In larger organizations, infrastructure teams maintain a catalog of approved modules for common patterns. Application teams then assemble these modules to build their services in the cloud.
Handling Sensitive Values and Outputs
Cloud resources often require sensitive data, such as database passwords, API keys, or private keys. Terraform configuration should never print or store such data in a way that exposes it by default. Terraform supports sensitive variables and sensitive outputs that are redacted in CLI output.
However, the state file can still contain these values. This is one more reason to protect the backend that stores state. Use access controls and encryption on the backend storage. Combine Terraform with secret management systems so that long lived secrets do not stay in plain text in configuration or state.
When provisioning in the cloud, many teams generate credentials outside of Terraform and inject only references to them, for example through an ID in a secrets manager. Terraform then uses that ID to wire resources to the secret, but never sees its value directly.

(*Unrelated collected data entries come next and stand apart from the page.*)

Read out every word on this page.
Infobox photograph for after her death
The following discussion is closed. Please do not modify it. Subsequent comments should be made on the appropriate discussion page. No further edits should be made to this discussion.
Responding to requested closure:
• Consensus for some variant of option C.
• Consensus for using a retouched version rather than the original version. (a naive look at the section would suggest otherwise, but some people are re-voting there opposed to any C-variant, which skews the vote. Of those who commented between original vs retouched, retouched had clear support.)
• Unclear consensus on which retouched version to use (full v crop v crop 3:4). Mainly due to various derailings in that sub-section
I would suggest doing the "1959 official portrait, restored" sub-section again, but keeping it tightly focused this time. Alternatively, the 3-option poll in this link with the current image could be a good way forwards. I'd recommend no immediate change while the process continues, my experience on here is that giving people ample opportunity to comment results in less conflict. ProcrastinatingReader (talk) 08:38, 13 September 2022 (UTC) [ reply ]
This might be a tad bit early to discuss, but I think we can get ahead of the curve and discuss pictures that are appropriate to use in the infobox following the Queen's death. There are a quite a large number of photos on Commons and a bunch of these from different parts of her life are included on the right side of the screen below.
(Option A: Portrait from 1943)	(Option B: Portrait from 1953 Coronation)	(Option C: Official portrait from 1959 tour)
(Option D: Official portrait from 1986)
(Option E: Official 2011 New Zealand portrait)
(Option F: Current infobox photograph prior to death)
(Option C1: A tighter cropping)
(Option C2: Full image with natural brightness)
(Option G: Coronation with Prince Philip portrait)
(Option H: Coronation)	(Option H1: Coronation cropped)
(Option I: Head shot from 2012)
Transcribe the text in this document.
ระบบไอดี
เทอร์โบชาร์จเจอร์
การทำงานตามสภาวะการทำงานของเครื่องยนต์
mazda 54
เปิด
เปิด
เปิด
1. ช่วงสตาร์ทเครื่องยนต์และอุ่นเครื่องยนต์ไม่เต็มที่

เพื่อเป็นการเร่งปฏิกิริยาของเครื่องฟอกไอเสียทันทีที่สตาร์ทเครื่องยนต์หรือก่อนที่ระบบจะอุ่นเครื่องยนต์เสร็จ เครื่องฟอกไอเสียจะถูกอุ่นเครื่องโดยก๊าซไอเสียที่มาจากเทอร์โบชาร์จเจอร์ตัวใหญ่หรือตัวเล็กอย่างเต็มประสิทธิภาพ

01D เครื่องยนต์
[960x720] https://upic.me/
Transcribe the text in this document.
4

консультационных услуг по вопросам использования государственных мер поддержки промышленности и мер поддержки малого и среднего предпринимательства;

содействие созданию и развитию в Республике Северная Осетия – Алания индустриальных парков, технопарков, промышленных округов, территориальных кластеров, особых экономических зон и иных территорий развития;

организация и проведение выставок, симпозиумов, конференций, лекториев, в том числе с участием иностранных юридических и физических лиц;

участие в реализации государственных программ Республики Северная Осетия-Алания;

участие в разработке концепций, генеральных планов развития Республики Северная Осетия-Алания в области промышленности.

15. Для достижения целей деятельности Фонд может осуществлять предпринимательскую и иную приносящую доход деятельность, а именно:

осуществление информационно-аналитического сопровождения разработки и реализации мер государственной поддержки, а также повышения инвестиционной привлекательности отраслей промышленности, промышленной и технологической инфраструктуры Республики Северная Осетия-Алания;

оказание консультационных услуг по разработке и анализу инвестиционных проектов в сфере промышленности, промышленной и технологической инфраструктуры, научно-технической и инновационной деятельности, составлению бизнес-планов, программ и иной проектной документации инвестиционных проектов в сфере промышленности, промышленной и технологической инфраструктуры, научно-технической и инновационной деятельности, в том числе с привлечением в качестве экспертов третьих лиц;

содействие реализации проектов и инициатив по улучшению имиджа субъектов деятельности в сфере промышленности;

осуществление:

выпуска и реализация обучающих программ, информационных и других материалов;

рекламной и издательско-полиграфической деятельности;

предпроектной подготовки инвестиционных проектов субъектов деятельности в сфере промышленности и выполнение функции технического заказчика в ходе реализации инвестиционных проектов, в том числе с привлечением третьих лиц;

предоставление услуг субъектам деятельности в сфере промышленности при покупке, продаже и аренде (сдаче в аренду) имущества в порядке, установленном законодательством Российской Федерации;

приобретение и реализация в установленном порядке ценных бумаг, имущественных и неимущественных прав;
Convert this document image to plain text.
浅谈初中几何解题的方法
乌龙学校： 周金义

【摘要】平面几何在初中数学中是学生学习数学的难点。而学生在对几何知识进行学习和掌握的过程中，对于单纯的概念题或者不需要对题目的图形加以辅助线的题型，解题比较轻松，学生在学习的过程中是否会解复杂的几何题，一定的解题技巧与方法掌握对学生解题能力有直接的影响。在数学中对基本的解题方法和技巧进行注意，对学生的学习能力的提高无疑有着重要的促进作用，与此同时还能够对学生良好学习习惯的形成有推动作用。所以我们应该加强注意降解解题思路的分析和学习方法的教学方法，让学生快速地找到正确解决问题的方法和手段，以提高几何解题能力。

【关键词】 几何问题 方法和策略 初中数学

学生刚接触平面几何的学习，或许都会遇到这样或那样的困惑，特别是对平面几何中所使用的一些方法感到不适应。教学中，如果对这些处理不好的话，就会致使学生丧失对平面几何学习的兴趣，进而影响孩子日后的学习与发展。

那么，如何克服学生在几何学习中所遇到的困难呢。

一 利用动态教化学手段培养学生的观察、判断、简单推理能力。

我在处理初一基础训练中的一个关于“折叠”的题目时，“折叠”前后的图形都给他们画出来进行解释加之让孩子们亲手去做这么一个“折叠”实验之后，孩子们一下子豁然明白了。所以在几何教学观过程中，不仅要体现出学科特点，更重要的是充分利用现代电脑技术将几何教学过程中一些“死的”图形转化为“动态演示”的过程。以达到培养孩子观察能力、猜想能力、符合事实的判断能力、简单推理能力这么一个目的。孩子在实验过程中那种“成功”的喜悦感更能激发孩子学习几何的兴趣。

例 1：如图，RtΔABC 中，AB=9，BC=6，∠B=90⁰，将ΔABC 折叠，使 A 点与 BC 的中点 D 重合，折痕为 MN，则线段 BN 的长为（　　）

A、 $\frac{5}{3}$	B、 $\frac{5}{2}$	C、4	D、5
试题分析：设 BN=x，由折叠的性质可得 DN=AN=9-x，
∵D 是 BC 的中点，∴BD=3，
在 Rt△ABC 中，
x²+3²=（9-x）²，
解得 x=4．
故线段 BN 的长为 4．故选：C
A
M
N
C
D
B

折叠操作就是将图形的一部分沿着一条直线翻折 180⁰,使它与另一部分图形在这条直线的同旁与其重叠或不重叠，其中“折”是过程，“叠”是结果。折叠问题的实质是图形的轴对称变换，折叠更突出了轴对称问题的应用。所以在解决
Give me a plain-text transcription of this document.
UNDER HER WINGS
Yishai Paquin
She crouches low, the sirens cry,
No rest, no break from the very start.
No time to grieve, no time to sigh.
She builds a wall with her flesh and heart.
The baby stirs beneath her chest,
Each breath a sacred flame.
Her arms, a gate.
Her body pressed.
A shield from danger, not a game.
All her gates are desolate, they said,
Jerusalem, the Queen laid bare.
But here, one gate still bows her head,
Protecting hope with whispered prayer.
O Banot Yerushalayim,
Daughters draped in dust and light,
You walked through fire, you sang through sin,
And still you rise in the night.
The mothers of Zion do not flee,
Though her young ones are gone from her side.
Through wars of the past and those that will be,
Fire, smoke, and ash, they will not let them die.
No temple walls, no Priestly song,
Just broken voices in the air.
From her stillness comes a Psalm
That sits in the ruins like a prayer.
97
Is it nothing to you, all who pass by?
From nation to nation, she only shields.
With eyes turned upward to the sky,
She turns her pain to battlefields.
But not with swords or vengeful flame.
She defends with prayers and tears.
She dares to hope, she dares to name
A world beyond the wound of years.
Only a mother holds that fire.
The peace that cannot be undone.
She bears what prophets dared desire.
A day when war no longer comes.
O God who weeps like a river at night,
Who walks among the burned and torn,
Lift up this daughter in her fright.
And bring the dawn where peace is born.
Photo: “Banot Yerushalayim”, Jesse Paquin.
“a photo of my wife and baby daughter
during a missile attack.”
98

Provisioning Strategies for Different Environments
You rarely provision everything in the same way for all environments. Development and test environments might be ephemeral and replaced frequently. Production environments are long lived and must be changed carefully.
With Terraform you can handle this by splitting environments into different directories or workspaces, using the same modules but with different variables. You may also define different backends so that each environment has independent state.
For ephemeral environments you can use terraform destroy to remove resources when they are no longer needed. In a continuous integration pipeline, you might spin up an entire test stack for each run, execute integration tests, and then destroy the stack afterward. For production environments you usually avoid frequent full destroys and instead rely on incremental updates that preserve stateful components like databases.
Cloud provisioning with Terraform becomes more powerful as you combine these strategies. You can have repeatable, fully documented infrastructure for every environment, controlled from versioned code, while still respecting the different lifecycles and risk profiles of each environment.